The (brief) documentation for scipy.integrate.ode
says that two methods (dopri5
and dop853
) have stepsize control and dense output. Looking at the examples and the code itself, I can only see a very simple way to get output from an integrator. Namely, it looks like you just step the integrator forward by some fixed dt, get the function value(s) at that time, and repeat.
My problem has pretty variable timescales, so I'd like to just get the values at whatever time steps it needs to evaluate to achieve the required tolerances. That is, early on, things are changing slowly, so the output time steps can be big. But as things get interesting, the output time steps have to be smaller.
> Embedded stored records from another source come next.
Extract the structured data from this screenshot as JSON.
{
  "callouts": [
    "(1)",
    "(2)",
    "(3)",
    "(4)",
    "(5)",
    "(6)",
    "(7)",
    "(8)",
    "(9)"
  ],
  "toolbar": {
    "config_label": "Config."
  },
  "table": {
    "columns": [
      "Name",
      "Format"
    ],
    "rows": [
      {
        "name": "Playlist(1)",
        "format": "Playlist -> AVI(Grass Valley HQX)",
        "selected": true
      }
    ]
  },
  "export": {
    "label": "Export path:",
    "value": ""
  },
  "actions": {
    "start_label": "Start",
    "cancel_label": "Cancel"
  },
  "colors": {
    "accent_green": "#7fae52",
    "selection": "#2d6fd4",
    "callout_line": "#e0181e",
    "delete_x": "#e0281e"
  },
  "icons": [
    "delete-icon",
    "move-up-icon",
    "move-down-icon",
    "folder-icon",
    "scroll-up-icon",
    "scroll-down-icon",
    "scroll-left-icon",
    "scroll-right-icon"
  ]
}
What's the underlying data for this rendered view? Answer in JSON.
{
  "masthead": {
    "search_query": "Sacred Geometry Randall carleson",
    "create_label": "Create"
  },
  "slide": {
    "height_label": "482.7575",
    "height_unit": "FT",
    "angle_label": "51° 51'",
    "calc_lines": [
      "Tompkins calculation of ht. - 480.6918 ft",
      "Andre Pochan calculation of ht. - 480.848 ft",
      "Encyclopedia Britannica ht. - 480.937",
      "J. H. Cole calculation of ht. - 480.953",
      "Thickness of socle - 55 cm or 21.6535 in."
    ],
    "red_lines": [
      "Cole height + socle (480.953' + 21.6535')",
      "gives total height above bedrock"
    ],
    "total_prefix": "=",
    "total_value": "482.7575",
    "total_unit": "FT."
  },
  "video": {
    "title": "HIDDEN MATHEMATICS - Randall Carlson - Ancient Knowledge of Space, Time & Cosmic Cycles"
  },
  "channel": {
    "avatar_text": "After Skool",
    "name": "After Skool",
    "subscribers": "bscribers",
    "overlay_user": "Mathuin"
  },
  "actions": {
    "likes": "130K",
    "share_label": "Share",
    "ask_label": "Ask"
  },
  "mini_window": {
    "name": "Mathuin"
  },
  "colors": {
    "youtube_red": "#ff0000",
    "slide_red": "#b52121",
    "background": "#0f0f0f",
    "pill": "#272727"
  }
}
I don't actually want dense output at equal intervals, I just want the time steps the adaptive function uses.
EDIT: Dense output
A related notion (almost the opposite) is "dense output", whereby the steps taken are as large as the stepper cares to take, but the values of the function are interpolated (usually with accuracy comparable to the accuracy of the stepper) to whatever you want. The fortran underlying scipy.integrate.ode
is apparently capable of this, but ode
does not have the interface. odeint
, on the other hand, is based on a different code, and does evidently do dense output. (You can output every time your right-hand-side is called to see when that happens, and see that it has nothing to do with the output times.)
So I could still take advantage of adaptivity, as long as I could decide on the output time steps I want ahead of time. Unfortunately, for my favorite system, I don't even know what the approximate timescales are as functions of time, until I run the integration. So I'll have to combine the idea of taking one integrator step with this notion of dense output.
EDIT 2: Dense output again
Apparently, scipy 1.0.0 introduced support for dense output through a new interface. In particular, they recommend moving away from scipy.integrate.odeint
and towards scipy.integrate.solve_ivp
, which as a keyword dense_output
. If set to True
, the returned object has an attribute sol
that you can call with an array of times, which then returns the integrated functions values at those times. That still doesn't solve the problem for this question, but it is useful in many cases.